Thursday, May 20, 2021

Relative Suffering and Greatest Joys

She's been reading Tribe of Mentors: Short Life Advice from the Best in the World by Tim Ferriss and one of the most recommended books is Viktor Frankl's, Man's Search for Meaning. So she decided to go against her normal tendency of wanting to finish one thing before starting another and downloaded the ebook from her local library.

“To draw an analogy: a man's suffering is similar to the behavior of a gas. If a certain quantity of gas is pumped into an empty chamber, it will fill the chamber completely and evenly, no matter how big the chamber. Thus suffering completely fills the human soul and conscious mind, no matter whether the suffering is great or little.

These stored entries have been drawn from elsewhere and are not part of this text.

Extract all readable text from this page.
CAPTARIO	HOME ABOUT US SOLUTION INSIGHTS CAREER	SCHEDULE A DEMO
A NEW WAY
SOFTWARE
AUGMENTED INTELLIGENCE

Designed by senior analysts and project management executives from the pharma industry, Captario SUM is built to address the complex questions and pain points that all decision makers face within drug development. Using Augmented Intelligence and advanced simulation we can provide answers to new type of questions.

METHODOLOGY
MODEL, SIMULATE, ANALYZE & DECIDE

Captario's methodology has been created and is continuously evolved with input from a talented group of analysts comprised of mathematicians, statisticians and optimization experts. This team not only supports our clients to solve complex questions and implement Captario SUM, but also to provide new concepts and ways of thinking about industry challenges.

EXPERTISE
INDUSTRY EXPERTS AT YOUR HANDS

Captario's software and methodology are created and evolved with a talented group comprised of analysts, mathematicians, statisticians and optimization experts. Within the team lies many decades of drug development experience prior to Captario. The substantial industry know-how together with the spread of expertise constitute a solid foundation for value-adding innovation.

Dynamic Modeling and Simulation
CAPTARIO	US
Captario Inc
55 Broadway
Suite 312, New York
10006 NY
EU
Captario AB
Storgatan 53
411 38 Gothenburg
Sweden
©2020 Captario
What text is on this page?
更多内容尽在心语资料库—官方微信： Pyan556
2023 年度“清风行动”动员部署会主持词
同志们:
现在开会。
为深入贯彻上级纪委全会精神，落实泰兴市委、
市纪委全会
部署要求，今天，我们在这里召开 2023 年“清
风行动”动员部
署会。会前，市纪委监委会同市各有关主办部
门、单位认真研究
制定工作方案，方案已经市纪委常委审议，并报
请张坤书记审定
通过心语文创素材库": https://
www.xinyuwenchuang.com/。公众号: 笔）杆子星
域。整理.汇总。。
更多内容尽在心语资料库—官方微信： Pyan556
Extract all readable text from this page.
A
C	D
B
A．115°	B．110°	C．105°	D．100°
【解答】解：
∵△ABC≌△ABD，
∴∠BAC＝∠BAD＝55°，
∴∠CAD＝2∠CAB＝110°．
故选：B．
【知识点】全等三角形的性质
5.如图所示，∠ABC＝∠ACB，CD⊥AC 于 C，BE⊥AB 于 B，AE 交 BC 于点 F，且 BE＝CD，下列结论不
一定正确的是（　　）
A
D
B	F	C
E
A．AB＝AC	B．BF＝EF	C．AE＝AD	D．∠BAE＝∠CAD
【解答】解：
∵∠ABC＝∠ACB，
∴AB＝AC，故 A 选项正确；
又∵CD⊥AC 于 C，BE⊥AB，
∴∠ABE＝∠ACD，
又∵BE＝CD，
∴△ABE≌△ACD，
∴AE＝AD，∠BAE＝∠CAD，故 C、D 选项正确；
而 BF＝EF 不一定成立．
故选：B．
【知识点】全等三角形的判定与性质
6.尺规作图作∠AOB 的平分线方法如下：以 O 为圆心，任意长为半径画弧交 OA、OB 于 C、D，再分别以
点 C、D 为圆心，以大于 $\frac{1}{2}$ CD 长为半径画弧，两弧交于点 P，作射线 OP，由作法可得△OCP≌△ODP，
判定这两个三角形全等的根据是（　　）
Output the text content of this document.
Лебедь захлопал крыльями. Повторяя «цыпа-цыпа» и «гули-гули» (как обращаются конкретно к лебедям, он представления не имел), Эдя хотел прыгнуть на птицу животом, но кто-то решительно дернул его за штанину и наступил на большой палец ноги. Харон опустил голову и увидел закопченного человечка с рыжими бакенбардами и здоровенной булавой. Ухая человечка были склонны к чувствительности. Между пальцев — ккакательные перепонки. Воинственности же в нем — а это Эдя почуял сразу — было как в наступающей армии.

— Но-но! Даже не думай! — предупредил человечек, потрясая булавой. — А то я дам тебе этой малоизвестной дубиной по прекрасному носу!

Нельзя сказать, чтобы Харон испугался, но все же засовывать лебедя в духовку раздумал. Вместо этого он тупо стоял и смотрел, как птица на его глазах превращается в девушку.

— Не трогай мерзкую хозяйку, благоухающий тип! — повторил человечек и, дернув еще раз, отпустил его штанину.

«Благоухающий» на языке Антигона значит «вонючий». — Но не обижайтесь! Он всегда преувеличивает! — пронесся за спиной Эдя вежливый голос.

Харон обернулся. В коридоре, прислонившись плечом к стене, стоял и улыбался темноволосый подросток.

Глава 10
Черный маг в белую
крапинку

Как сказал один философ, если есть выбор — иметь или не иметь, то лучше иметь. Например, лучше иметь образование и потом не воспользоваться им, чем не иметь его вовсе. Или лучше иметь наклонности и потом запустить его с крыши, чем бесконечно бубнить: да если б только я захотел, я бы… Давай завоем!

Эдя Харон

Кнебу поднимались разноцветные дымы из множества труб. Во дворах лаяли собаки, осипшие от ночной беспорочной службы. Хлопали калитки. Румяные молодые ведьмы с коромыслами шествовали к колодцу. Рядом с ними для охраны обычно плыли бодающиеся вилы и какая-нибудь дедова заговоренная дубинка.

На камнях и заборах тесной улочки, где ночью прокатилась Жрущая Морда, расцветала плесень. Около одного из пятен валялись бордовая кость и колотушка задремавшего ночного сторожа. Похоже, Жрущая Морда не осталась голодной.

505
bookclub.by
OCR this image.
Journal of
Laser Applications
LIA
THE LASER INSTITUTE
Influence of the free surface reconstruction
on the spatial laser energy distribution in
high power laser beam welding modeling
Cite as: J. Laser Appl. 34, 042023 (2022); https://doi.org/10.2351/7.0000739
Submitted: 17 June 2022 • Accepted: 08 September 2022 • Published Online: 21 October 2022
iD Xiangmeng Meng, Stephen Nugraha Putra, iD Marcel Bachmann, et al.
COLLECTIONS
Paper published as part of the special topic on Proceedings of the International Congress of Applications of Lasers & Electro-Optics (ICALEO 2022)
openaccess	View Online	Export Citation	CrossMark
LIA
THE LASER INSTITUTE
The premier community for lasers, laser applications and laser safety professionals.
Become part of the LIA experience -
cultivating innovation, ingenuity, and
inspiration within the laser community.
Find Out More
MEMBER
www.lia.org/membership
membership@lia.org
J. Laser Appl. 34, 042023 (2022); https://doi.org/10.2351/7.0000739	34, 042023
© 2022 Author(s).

Therefore the "size" of human suffering is absolutely relative.

It also follows that a very trifling thing can cause the greatest of joys.


― Viktor Emil Frankl, Man's Search for Meaning
Suffering is always on the forefront of her thoughts since she has become aware that life IS suffering so she is very interested in contemplating anything anyone has to say about it. And obviously as a concentration camp victim and survivor, Frankl should have some pretty good insight into suffering.

Sometimes she fills guilt when thinking what little trials she's experienced in life should be at all compared to what other's, like Frankl, have experienced and call it suffering. How could there be any comparison? How could she possibly think she has suffered at all? She expects Frankl, in sharing his experience, to tell her as much,

But he seems to confirm that we cannot experience life without some level of suffering whether big or small. At whatever level, we will experience it fully as if it were the hardest trial in the world until the next trial shows us we can actually suffer more. 

She's often wondered if she manufactures suffering in her mind, but maybe she needs to. Perhaps Frankl is right in stating that the size or amount of suffering is all relative, and that any sort of suffering helps us recognize the greatest joys. So maybe she's experiencing suffering or maybe she's imagining she's suffering. 

Maybe unconsciously she does this so she can recognize joy.

**************

As a mom to a medically complex kid like Austin, she worries that she has allowed or even forced him to experience suffering just by choosing to let him live in the first place; and then by choosing to use some of the medical interventions offered in today's day and age to facilitate his ability to go on living.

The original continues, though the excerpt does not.